Electrochemical Strategy for Flexible and Highly Conductive Carbon Films: The Role of 3-Dimensional Graphene/Graphite Aggregates.
Haoguang HuangPeng HeTao HuangShike HuTao XuHongyu GuSiwei YangLixin SongXiaoming XieGuqiao DingPublished in: ACS applied materials & interfaces (2018)
Conductive carbon films with good flexibility are ever-increasingly desired for electronics. Previous efforts relying on graphene films to achieve this required special treatment to create wrinkles in the lamellar stacking sheet structure. Here, films with a wrinkled structure were facilely fabricated from electrochemically derived 3-dimiensional (3D) graphene/graphite aggregates, exhibiting excellent flexibility and high conductivity.
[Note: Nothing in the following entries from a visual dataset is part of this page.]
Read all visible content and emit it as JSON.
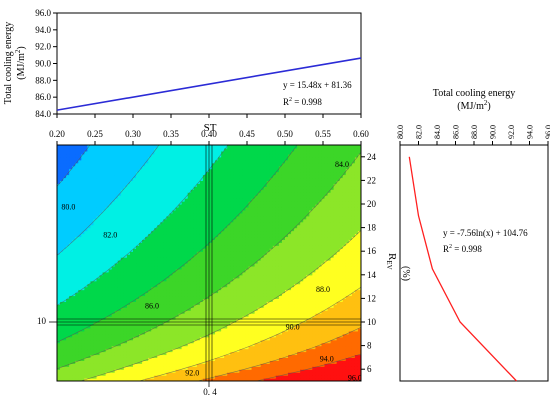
{
  "chart_data": [
    {
      "type": "line",
      "ylabel": "Total cooling energy",
      "yunit_prefix": "(MJ/m",
      "yunit_sup": "2",
      "yunit_suffix": ")",
      "x": [
        0.2,
        0.6
      ],
      "y": [
        84.46,
        90.65
      ],
      "xlim": [
        0.2,
        0.6
      ],
      "ylim": [
        84.0,
        96.0
      ],
      "yticks": [
        "84.0",
        "86.0",
        "88.0",
        "90.0",
        "92.0",
        "94.0",
        "96.0"
      ],
      "equation": "y = 15.48x + 81.36",
      "r2_prefix": "R",
      "r2_sup": "2",
      "r2_suffix": " = 0.998",
      "line_color": "#2b2bd6"
    },
    {
      "type": "heatmap",
      "xlabel": "ST",
      "ylabel_main": "R",
      "ylabel_sub": "EV",
      "yunit": "(%)",
      "xlim": [
        0.2,
        0.6
      ],
      "ylim": [
        5,
        25
      ],
      "xticks": [
        "0.20",
        "0.25",
        "0.30",
        "0.35",
        "0.40",
        "0.45",
        "0.50",
        "0.55",
        "0.60"
      ],
      "yticks": [
        "6",
        "8",
        "10",
        "12",
        "14",
        "16",
        "18",
        "20",
        "22",
        "24"
      ],
      "marker_x": 0.4,
      "marker_x_label": "0. 4",
      "marker_y": 10,
      "marker_y_label": "10",
      "levels": [
        80,
        82,
        84,
        86,
        88,
        90,
        92,
        94,
        96
      ],
      "level_colors": [
        "#0a6cff",
        "#00ccff",
        "#00f0e4",
        "#00d84a",
        "#3cd628",
        "#8ce628",
        "#ffff20",
        "#ffc010",
        "#ff6a00",
        "#ff1010"
      ],
      "contour_labels": [
        {
          "text": "80.0",
          "x": 0.215,
          "y": 19.8
        },
        {
          "text": "82.0",
          "x": 0.27,
          "y": 17.4
        },
        {
          "text": "84.0",
          "x": 0.575,
          "y": 23.4
        },
        {
          "text": "86.0",
          "x": 0.325,
          "y": 11.4
        },
        {
          "text": "88.0",
          "x": 0.55,
          "y": 12.8
        },
        {
          "text": "90.0",
          "x": 0.51,
          "y": 9.6
        },
        {
          "text": "92.0",
          "x": 0.378,
          "y": 5.7
        },
        {
          "text": "94.0",
          "x": 0.555,
          "y": 6.9
        },
        {
          "text": "96.0",
          "x": 0.592,
          "y": 5.3
        }
      ]
    },
    {
      "type": "line",
      "title": "Total cooling energy",
      "title_unit_prefix": "(MJ/m",
      "title_unit_sup": "2",
      "title_unit_suffix": ")",
      "xticks": [
        "80.0",
        "82.0",
        "84.0",
        "86.0",
        "88.0",
        "90.0",
        "92.0",
        "94.0",
        "96.0"
      ],
      "xlim": [
        80,
        96
      ],
      "ylim": [
        5,
        25
      ],
      "points": [
        [
          81.0,
          24.0
        ],
        [
          82.0,
          19.0
        ],
        [
          83.5,
          14.5
        ],
        [
          86.5,
          10.0
        ],
        [
          92.6,
          5.0
        ]
      ],
      "equation": "y = -7.56ln(x) + 104.76",
      "r2_prefix": "R",
      "r2_sup": "2",
      "r2_suffix": " = 0.998",
      "line_color": "#ff2020"
    }
  ]
}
The resulting films are very flexible that can bear 1000 times fold without breakage. A high conductivity up to 100 000 S m-1 can be achieved after a relatively low temperature annealing (1000 °C) owing to its low content of defect and large size of graphene/graphite aggregates. Based on these properties, an electrothermal heater assembled from these composite films supplies a high saturated temperature (423 °C) at low working voltages (4 V). These superior properties, together with the advantage of environmental friendliness and facile and large-scale fabrication, endow the composite films with great potential applications in flexible electronics.